A denúncia será investigada e a vítima receberá atendimento necessário, inclusive medidas protetivas, se for o caso. A denúncia pode ser anônima.
Para orientação quanto aos seus direitos e deveres, a vítima poderá procurar a Defensoria Pública, na sua cidade ou, se for o caso, consultar advogado(a).
Espaços de acolhimento/atendimento psicológico e social, orientação e encaminhamento jurídico à mulher em situação de violência.
5. Como ocorre o atendimento policial às vítimas de violência doméstica e familiar contra a mulher?
É importante falar, ainda, sobre o atendimento policial às vítimas de violência doméstica e familiar. A autoridade policial que tomar conhecimento da violência ou da possibilidade da violência doméstica deverá, de imediato, tomar determinadas providências legais.
A vítima deverá receber atendimento policial e pericial especializado, como a realização do exame de corpo de delito, ininterrupto e prestado por servidores – preferencialmente do sexo feminino – previamente capacitados.
A inquirição da mulher em situação de violência doméstica e familiar ou de testemunha de violência doméstica deverá observar, ainda, as seguintes diretrizes:
- Salvaguarda da integridade física, psíquica e emocional da depoente.
- Garantia de que, em nenhuma hipótese, vítima e testemunhas terão contato direto com investigados ou suspeitos e pessoas a eles relacionadas.
- Não revitimização da depoente, evitando sucessivas inquirições sobre o mesmo fato.
- Realização da inquirição em recinto especialmente projetado para esse fim.
No atendimento, a autoridade policial deverá garantir o transporte da ofendida e seus dependentes para local seguro e informar a vítima acerca de seus direitos.
6. Quais são as medidas protetivas de urgência cabíveis em casos de violência doméstica e familiar contra a mulher?
Medidas protetivas de urgência são medidas tomadas quando há um perigo iminente, para evitar que algo aconteça.
Nos casos de violência doméstica contra a mulher, depois de feita a ocorrência, o juiz, no prazo de 48 horas, deverá determinar o encaminhamento da vítima para a assistência judiciária, comunicar sobre o caso ao Ministério Público e determinar a apreensão imediata de arma de fogo sob a posse do agressor, caso seja o caso.

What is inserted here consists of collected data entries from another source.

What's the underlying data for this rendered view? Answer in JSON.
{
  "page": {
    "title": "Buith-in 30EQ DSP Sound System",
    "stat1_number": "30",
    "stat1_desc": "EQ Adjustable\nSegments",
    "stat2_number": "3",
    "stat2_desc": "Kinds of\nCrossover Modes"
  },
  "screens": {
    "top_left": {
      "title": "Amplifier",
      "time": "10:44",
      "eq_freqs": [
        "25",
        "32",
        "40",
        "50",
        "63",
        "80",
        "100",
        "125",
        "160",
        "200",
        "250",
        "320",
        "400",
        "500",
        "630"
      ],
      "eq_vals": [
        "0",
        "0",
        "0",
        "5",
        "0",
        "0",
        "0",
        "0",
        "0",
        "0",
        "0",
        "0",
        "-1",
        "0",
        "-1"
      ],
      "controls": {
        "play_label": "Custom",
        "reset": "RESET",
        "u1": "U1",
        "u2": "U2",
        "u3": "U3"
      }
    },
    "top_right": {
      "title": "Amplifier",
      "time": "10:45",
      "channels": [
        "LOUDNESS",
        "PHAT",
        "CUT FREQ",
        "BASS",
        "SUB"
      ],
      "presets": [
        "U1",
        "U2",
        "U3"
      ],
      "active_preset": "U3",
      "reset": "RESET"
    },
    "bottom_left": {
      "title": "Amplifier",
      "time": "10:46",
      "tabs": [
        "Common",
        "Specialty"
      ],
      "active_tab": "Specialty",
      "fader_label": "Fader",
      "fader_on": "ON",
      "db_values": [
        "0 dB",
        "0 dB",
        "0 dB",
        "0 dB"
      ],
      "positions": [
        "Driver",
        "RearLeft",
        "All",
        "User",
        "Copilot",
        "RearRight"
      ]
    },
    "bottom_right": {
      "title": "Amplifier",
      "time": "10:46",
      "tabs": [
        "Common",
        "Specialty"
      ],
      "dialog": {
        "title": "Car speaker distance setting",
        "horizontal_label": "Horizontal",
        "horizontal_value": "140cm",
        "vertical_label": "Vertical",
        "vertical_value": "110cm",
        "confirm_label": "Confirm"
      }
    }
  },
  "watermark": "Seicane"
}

Além disso, algumas medidas protetivas de urgência que podem ser tomadas são:
- Afastamento do agressor do lar, domicílio ou local de convivência com a ofendida (medida tomada pela autoridade judicial; pelo delegado de polícia, quando o município não for sede da comarca, ou pelo policial, quando, além de o município não ser a sede da comarca, não houver delegado disponível no momento da denúncia);
- Proibição de determinadas condutas do agressor, como aproximação e contato com a vítima;
- Restrição ou suspensão de visitas do agressor aos dependentes menores;
- Prestação de alimentos provisionais ou provisórios e
- Comparecimento do agressor a programas de recuperação e reeducação.
7. Outras aplicações da Lei Maria da Penha (Lei 11.340/06): homens e pessoas LGBTQIA+
A aplicação originária da Lei Maria da Penha (Lei 11.340/06) é em relação a mulheres vítimas de violência doméstica e familiar. No entanto, a norma também pode ser aplicada a outros casos, como, por exemplo, a homens e pessoas LGBTQIA+ vítimas de violência doméstica e familiar.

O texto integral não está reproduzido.